Not just Del Mar's Polytrack, but also the Cushion Track surface at Hollywood Park, where After Market has been training since his arrival from Florida earlier this year.

"He doesn't like synthetic surfaces," said Shirreffs at his barn Monday morning, as After Market took a turn in the sun. "He's a big, strong, heavy horse, and he can't drive off the synthetic surface. The surface is kind on him, but he's not happy. He can't utilize his true ability. So we've galloped him on the training track, but when he works, we practically have to drag him to the main track."

If Shirreffs is right - and horses like Giacomo, Manistique, Tiago, Hollywood Story, and Stanley Park would back him up - the trainer might need to send After Market back to Hollywood Park, since Del Mar does not have a first-class training track.

"That's what I'm trying to decide right now," Shirreffs said.

Mott, who no longer has to make such decisions about After Market, has not been surprised to see the colt blossom into a marquee horse out West, even though he was slow to develop.

"That's what was so surprising when he won first time out," Mott said, referring to After Market's maiden win at Aqueduct in November of his 2-year-old season. "After that, the light went on, and really began to glow."

A small chip was taken off one of After Market's sesamoids in late 2005, then he returned to whip off three straight wins in 2006, including victories in the Lexington at Belmont and the Hall of Fame at Saratoga, before sinking into a Delaware Park bog at even money in the 2006 Kent Stakes. The 1 1/8 miles was run in 1:56 and change that day.

Mott does not take such a race lightly. After Market was allowed a break and was sent to Mott's Midwest string based at Keeneland. When the colt went back to work, he was training on - you guessed it - Polytrack.

"And you know, he didn't do that well on it," Mott said.

Handing off a talented horse from one trainer to another is delicate business, even when dealing with class acts like Mott and Shirreffs. Marty Wygod, a Del Mar director and local resident who bred and owns After Market with his wife, Pam, did it once before with the talented sprinter Yankee Gentleman, who ended up winning a small stakes at Del Mar.

So don't ask Mott to do handstands after losing a colt with the potential of After Market, and don't look for the diplomatic Shirreffs to say anything public other than "thank you" when such an animal shows up in his barn.

"He was a graded stakes winner before he got here," Shirreffs said. "So you knew he was a very nice horse, a horse of high quality.

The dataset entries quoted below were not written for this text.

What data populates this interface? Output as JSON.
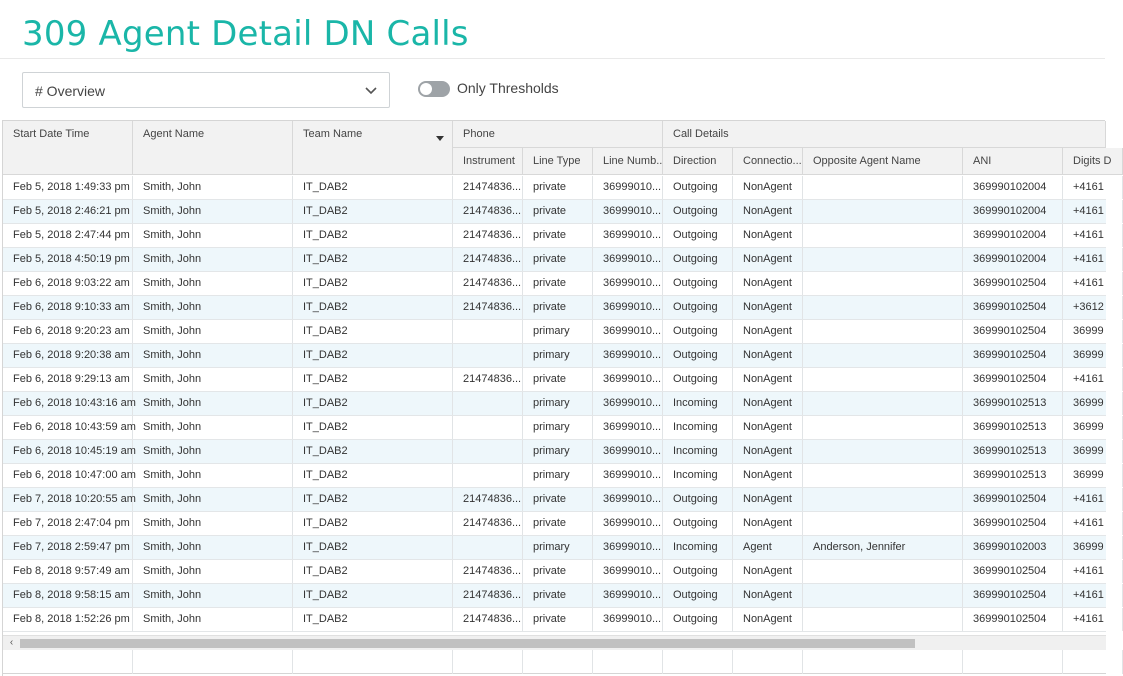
{
  "page": {
    "title": "309 Agent Detail DN Calls",
    "view_select": {
      "value": "# Overview",
      "icon": "chevron-down-icon"
    },
    "toggle": {
      "label": "Only Thresholds",
      "on": false
    }
  },
  "table": {
    "groups": [
      {
        "key": "phone",
        "label": "Phone"
      },
      {
        "key": "call_details",
        "label": "Call Details"
      }
    ],
    "columns": [
      {
        "key": "start",
        "label": "Start Date Time"
      },
      {
        "key": "agent",
        "label": "Agent Name"
      },
      {
        "key": "team",
        "label": "Team Name",
        "sorted": "desc"
      },
      {
        "key": "instrument",
        "label": "Instrument"
      },
      {
        "key": "line_type",
        "label": "Line Type"
      },
      {
        "key": "line_number",
        "label": "Line Numb..."
      },
      {
        "key": "direction",
        "label": "Direction"
      },
      {
        "key": "connection",
        "label": "Connectio..."
      },
      {
        "key": "opposite",
        "label": "Opposite Agent Name"
      },
      {
        "key": "ani",
        "label": "ANI"
      },
      {
        "key": "digits",
        "label": "Digits D"
      }
    ],
    "rows": [
      [
        "Feb 5, 2018 1:49:33 pm",
        "Smith, John",
        "IT_DAB2",
        "21474836...",
        "private",
        "36999010...",
        "Outgoing",
        "NonAgent",
        "",
        "369990102004",
        "+4161"
      ],
      [
        "Feb 5, 2018 2:46:21 pm",
        "Smith, John",
        "IT_DAB2",
        "21474836...",
        "private",
        "36999010...",
        "Outgoing",
        "NonAgent",
        "",
        "369990102004",
        "+4161"
      ],
      [
        "Feb 5, 2018 2:47:44 pm",
        "Smith, John",
        "IT_DAB2",
        "21474836...",
        "private",
        "36999010...",
        "Outgoing",
        "NonAgent",
        "",
        "369990102004",
        "+4161"
      ],
      [
        "Feb 5, 2018 4:50:19 pm",
        "Smith, John",
        "IT_DAB2",
        "21474836...",
        "private",
        "36999010...",
        "Outgoing",
        "NonAgent",
        "",
        "369990102004",
        "+4161"
      ],
      [
        "Feb 6, 2018 9:03:22 am",
        "Smith, John",
        "IT_DAB2",
        "21474836...",
        "private",
        "36999010...",
        "Outgoing",
        "NonAgent",
        "",
        "369990102504",
        "+4161"
      ],
      [
        "Feb 6, 2018 9:10:33 am",
        "Smith, John",
        "IT_DAB2",
        "21474836...",
        "private",
        "36999010...",
        "Outgoing",
        "NonAgent",
        "",
        "369990102504",
        "+3612"
      ],
      [
        "Feb 6, 2018 9:20:23 am",
        "Smith, John",
        "IT_DAB2",
        "",
        "primary",
        "36999010...",
        "Outgoing",
        "NonAgent",
        "",
        "369990102504",
        "36999"
      ],
      [
        "Feb 6, 2018 9:20:38 am",
        "Smith, John",
        "IT_DAB2",
        "",
        "primary",
        "36999010...",
        "Outgoing",
        "NonAgent",
        "",
        "369990102504",
        "36999"
      ],
      [
        "Feb 6, 2018 9:29:13 am",
        "Smith, John",
        "IT_DAB2",
        "21474836...",
        "private",
        "36999010...",
        "Outgoing",
        "NonAgent",
        "",
        "369990102504",
        "+4161"
      ],
      [
        "Feb 6, 2018 10:43:16 am",
        "Smith, John",
        "IT_DAB2",
        "",
        "primary",
        "36999010...",
        "Incoming",
        "NonAgent",
        "",
        "369990102513",
        "36999"
      ],
      [
        "Feb 6, 2018 10:43:59 am",
        "Smith, John",
        "IT_DAB2",
        "",
        "primary",
        "36999010...",
        "Incoming",
        "NonAgent",
        "",
        "369990102513",
        "36999"
      ],
      [
        "Feb 6, 2018 10:45:19 am",
        "Smith, John",
        "IT_DAB2",
        "",
        "primary",
        "36999010...",
        "Incoming",
        "NonAgent",
        "",
        "369990102513",
        "36999"
      ],
      [
        "Feb 6, 2018 10:47:00 am",
        "Smith, John",
        "IT_DAB2",
        "",
        "primary",
        "36999010...",
        "Incoming",
        "NonAgent",
        "",
        "369990102513",
        "36999"
      ],
      [
        "Feb 7, 2018 10:20:55 am",
        "Smith, John",
        "IT_DAB2",
        "21474836...",
        "private",
        "36999010...",
        "Outgoing",
        "NonAgent",
        "",
        "369990102504",
        "+4161"
      ],
      [
        "Feb 7, 2018 2:47:04 pm",
        "Smith, John",
        "IT_DAB2",
        "21474836...",
        "private",
        "36999010...",
        "Outgoing",
        "NonAgent",
        "",
        "369990102504",
        "+4161"
      ],
      [
        "Feb 7, 2018 2:59:47 pm",
        "Smith, John",
        "IT_DAB2",
        "",
        "primary",
        "36999010...",
        "Incoming",
        "Agent",
        "Anderson, Jennifer",
        "369990102003",
        "36999"
      ],
      [
        "Feb 8, 2018 9:57:49 am",
        "Smith, John",
        "IT_DAB2",
        "21474836...",
        "private",
        "36999010...",
        "Outgoing",
        "NonAgent",
        "",
        "369990102504",
        "+4161"
      ],
      [
        "Feb 8, 2018 9:58:15 am",
        "Smith, John",
        "IT_DAB2",
        "21474836...",
        "private",
        "36999010...",
        "Outgoing",
        "NonAgent",
        "",
        "369990102504",
        "+4161"
      ],
      [
        "Feb 8, 2018 1:52:26 pm",
        "Smith, John",
        "IT_DAB2",
        "21474836...",
        "private",
        "36999010...",
        "Outgoing",
        "NonAgent",
        "",
        "369990102504",
        "+4161"
      ]
    ]
  },
  "scrollbar": {
    "left_arrow": "‹",
    "icon": "chevron-left-icon"
  },
  "colors": {
    "accent": "#1ab6a8",
    "row_alt": "#eef7fb",
    "header_bg": "#f2f2f2"
  }
}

It became a matter of how we were going to adjust to him and how he was going to adjust to us. It has to be a mutual thing when a horse comes in like that, and things have worked out."

Worked out big time, with Mott in admiration from afar.

"After what he's done, it's hard to say that the owner made a mistake sending him to California," Mott said. "That doesn't mean I don't wish I still had him. He was becoming the kind of grass horse that I would have pointed toward races like the Manhattan and the Arlington Million, and you don't get too many of those."

After Market must have been listening, since the Arlington Million is precisely where he is scheduled to turn up next.